USMCA

USMCA

The United States-Mexico-Canada Agreement (USMCA) (the renegotiated North American Free Trade Agreement (NAFTA)) is important to U.S. manufacturers that depend on sugar for their products and the Americans these companies employ.

NAFTA established free trade in sugar between the United States and Mexico beginning on January 1, 2008. Today, Mexico is a critical supplier of sugar to the United States, as is Canada.

Unfortunately, the U.S. Department of Commerce took actions that essentially nullified the free trade in sugar with Mexico in 2014 and through amendments in 2017 and 2019, in ways that unduly limit needed sugar imports from Mexico. These modifications — also known as the U.S.-Mexico sugar suspension agreements — help contribute to the estimated $3 billion American consumers pay annually to guarantee high profits for big sugar processors, at the expense of U.S. consumers and American food industry jobs.

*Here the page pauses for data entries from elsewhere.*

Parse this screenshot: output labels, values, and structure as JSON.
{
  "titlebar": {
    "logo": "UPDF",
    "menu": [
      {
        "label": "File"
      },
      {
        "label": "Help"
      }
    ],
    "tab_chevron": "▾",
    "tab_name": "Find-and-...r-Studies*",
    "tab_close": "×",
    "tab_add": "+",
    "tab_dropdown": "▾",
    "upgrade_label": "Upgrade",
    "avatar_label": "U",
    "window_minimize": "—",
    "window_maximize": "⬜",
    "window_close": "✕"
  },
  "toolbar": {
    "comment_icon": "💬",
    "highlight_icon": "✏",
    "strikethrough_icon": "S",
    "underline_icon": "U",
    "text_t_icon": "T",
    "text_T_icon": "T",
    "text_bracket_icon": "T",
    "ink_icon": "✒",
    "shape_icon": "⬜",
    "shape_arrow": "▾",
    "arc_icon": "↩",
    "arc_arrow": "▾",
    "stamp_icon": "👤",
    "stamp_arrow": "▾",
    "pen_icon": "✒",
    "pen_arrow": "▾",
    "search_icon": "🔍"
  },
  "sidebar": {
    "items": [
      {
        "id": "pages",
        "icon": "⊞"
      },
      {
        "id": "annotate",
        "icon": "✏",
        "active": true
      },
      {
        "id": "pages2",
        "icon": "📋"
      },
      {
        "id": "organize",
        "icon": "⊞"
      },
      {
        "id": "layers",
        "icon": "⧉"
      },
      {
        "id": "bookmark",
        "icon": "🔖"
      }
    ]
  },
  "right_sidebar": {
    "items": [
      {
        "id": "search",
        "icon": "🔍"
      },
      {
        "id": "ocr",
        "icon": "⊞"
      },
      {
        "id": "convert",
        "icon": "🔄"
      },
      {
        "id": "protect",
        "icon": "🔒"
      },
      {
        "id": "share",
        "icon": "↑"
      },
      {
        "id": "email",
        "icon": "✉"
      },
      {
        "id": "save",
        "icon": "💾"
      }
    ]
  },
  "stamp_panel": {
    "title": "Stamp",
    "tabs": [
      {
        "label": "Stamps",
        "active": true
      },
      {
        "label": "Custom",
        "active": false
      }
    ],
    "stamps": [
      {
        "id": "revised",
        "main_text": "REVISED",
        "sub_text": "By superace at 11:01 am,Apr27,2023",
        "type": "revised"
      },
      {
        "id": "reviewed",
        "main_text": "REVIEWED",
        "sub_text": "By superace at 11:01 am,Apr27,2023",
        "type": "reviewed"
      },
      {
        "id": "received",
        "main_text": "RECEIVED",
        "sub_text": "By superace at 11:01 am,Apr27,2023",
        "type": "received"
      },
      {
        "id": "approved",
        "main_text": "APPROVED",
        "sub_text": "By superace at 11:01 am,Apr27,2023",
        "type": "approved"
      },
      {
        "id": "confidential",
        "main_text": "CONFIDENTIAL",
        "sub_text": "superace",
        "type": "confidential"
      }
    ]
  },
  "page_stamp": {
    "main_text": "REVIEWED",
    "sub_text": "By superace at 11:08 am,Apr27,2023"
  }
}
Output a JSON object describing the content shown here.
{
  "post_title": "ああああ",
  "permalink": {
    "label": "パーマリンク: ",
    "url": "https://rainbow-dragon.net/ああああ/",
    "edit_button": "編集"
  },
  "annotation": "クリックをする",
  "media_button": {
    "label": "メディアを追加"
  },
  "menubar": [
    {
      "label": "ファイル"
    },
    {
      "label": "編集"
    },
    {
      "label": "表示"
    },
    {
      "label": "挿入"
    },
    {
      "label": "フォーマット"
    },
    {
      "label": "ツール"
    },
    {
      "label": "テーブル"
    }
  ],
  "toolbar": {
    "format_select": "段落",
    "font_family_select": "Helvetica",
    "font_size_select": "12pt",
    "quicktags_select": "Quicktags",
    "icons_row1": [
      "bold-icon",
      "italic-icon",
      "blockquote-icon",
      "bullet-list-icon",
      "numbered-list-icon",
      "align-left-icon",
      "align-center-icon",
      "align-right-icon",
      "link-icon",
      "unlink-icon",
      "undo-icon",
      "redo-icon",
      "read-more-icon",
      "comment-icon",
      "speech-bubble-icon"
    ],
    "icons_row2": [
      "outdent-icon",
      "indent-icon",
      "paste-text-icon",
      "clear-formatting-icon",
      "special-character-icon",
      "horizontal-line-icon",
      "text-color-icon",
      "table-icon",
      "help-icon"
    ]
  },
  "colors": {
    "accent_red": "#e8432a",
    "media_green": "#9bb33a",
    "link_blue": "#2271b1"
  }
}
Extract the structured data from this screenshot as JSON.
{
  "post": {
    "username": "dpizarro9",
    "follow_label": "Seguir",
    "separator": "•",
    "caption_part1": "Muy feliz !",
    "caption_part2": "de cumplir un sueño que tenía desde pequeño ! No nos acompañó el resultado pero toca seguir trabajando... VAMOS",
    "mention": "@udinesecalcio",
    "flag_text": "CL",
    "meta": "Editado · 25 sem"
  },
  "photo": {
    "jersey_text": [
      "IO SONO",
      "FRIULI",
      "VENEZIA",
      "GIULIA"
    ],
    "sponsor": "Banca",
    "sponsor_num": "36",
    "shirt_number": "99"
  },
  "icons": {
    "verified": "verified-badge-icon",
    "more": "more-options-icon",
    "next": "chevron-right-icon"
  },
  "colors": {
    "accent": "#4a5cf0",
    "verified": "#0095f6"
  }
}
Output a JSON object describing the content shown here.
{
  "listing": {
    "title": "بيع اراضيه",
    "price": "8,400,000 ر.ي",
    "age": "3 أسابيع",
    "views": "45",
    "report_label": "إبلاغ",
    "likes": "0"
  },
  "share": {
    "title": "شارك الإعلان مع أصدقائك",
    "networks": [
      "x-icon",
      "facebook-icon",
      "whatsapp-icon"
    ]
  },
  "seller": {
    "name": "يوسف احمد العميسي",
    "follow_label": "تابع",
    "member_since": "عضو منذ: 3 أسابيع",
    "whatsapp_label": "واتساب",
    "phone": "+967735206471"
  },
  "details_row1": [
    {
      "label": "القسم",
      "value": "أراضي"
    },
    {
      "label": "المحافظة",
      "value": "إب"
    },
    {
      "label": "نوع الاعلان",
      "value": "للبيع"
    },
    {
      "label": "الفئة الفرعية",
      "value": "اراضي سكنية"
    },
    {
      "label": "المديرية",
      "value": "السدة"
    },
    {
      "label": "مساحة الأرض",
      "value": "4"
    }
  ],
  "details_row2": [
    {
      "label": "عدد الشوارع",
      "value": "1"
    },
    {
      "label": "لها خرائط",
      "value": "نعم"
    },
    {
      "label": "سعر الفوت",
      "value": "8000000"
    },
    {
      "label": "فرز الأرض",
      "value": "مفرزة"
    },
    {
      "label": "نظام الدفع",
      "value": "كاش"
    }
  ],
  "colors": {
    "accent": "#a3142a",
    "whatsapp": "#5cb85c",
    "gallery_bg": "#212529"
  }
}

SUA supports the modest additional access that is afforded to Canadian sugar and sugar-containing products under the USCMA, which entered into force on July 1, 2020. These provisions, while small in scope, are helpful to food companies and their employees by permitting duty free entry of an additional 9,600 metric tons annually of refined sugar from Canada that is wholly processed from Canadian sugar beets.